Frederick had been brought up on "beer soup" and felt everyone else should also be drinking beer.
p 101, from the1659 translation of Leonhard Rauwolf's The Nature of the Drink Kauhi, of Coffee, and the Berry of which It Is Made, Described by an Arabian Physician:
"...Some drink it with milk, but it is an error, and such as may bring in danger of leprosy."
p 101, from the translation of Dr. Simon Pauli's work, A Treatise on Tobacco, Tea, Coffee, and Chocolate:
"Hence we may reasonably infer, that as Chocolate agrees with Coffee and Tea, ...so all these three exactly agree with each other, in producing Effeminacy and Impotence... I hope to see People of all Ranks and Conditions have as great an Aversion to them as the Mahometans and Turks, or rather their Emperors have to Tobacco, the Lovers of which as well as those who are idle, prodigal, barren, impotent, or effeminate, they will not suffer to live within their Territories."
LOTS of worry that about the effeminate side effect.
p 101, also from Pauli, this specifically about tea:
"It hastens the death of those who drink it, especially if they have passed the age of forty years."
Meanwhile other doctors and authors claimed drinking tea would actually cause you to live longer.
p 102, about Dr. Cornelius Buntekuh or Cornelius Decker (1648-85; he's not in wikipedia!):
"...In a book published in 1679, Buntekuh advised drinking a minimum of ten cups of tea daily, and recommended building up to fifty, one hundred, or two hundred cups, amounts he frequently consumed himself. Based on a record that the company paid him a handsome honorarium in gratitude for the boost his advocacy gave to tea sales, it is said that Buntekuh may have initially been hired by the Dutch East India Company to write in praise and defense of tea."

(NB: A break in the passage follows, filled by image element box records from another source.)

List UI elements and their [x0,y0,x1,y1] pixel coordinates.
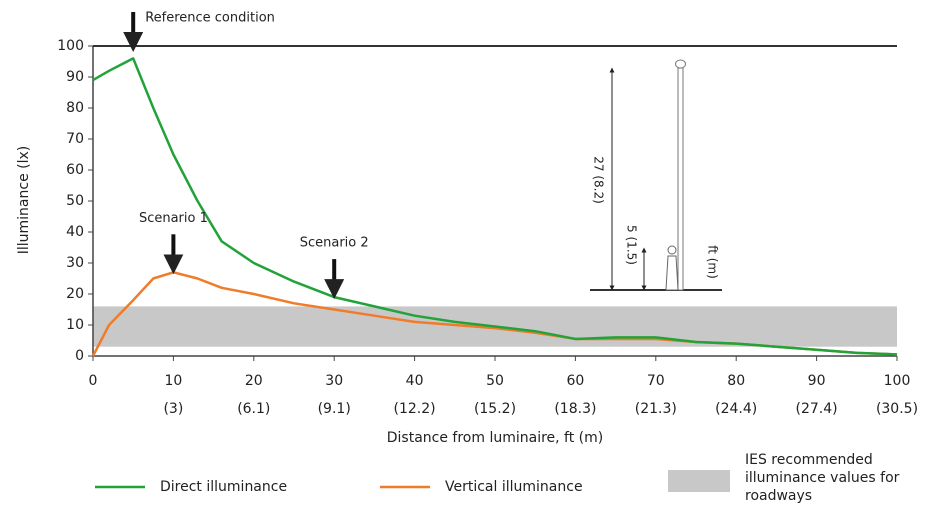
y-tick-label: 60 [66,162,84,178]
annotation-label: Reference condition [145,11,275,26]
y-tick-label: 80 [66,100,84,116]
x-axis-label: Distance from luminaire, ft (m) [387,430,603,446]
x-tick-label: 60 [566,373,584,389]
x-tick-metric-label: (18.3) [554,401,596,417]
legend-label: Vertical illuminance [445,479,583,495]
legend-band-label: IES recommended illuminance values for r… [745,452,900,504]
inset-diagram [590,59,722,291]
x-tick-label: 50 [486,373,504,389]
x-tick-label: 100 [884,373,911,389]
y-tick-label: 10 [66,317,84,333]
x-tick-label: 0 [89,373,98,389]
x-tick-label: 10 [164,373,182,389]
y-tick-label: 40 [66,224,84,240]
x-tick-metric-label: (27.4) [796,401,838,417]
x-tick-label: 30 [325,373,343,389]
y-tick-label: 90 [66,69,84,85]
y-tick-label: 50 [66,193,84,209]
legend-band-swatch [668,470,730,492]
x-tick-metric-label: (24.4) [715,401,757,417]
legend-label: Direct illuminance [160,479,287,495]
x-tick-metric-label: (9.1) [318,401,351,417]
x-tick-metric-label: (21.3) [635,401,677,417]
x-tick-metric-label: (3) [163,401,183,417]
inset-unit-label: ft (m) [706,245,720,279]
series-line [92,57,898,356]
x-tick-metric-label: (12.2) [394,401,436,417]
x-tick-label: 40 [406,373,424,389]
y-axis-label: Illuminance (lx) [16,146,32,255]
y-tick-label: 30 [66,255,84,271]
y-tick-label: 100 [57,38,84,54]
x-tick-metric-label: (15.2) [474,401,516,417]
x-tick-label: 20 [245,373,263,389]
inset-observer-label: 5 (1.5) [625,225,639,265]
x-tick-metric-label: (6.1) [237,401,270,417]
x-tick-label: 90 [808,373,826,389]
x-tick-label: 70 [647,373,665,389]
annotation-label: Scenario 2 [300,236,369,251]
x-tick-metric-label: (30.5) [876,401,918,417]
annotation-label: Scenario 1 [139,211,208,226]
y-tick-label: 0 [75,348,84,364]
inset-pole-label: 27 (8.2) [592,156,606,204]
y-tick-label: 70 [66,131,84,147]
x-tick-label: 80 [727,373,745,389]
y-tick-label: 20 [66,286,84,302]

I had to quote this bit about his name:
"...Because his father was an innkeeper under the sign of the "Bunte Kuh" or the "brindled cow," his neighbors dubbed him with the cognomen he later signed to his scientific monographs."
p 103:
"...Buntekuh's death at thirty-eight did not add credibility to his treatise Traktat van het Excellentie Cruyt Thee (1679), on the extension of human life by the use of tea, coffee, and chocolate, for he certainly was a man who took his own medicine. However, we must add for completeness' sake that he died not of ill health but by accident, falling down a darkened staircase while carrying books... A doubt remains however, if the chronic use of toxic doses of caffeine might not have created tremors, excitement, or even delirium that caused him to lose his footing. At the very least, we might assume he was critically sleep deprived at the time of his fall."
p 105, French doctors were very anti-coffee, feeling it was a dangerous drug.
"...Lurid stories about coffee poisoning abounded. When Jean Baptiste Colbert (1619-83), financier and statesman, died, it was whispered that his stomach had been corroded by coffee. According to another letter...an autopsy reveled that the princess of Hanau-Birkenfeld had hundreds of stomach ulcers, each filled with coffee grounds, and it was concluded that she died of coffee drinking."
None of that has kept me from wanting a nice cup of something hot!
Still looking for good hot cocoa quotes though.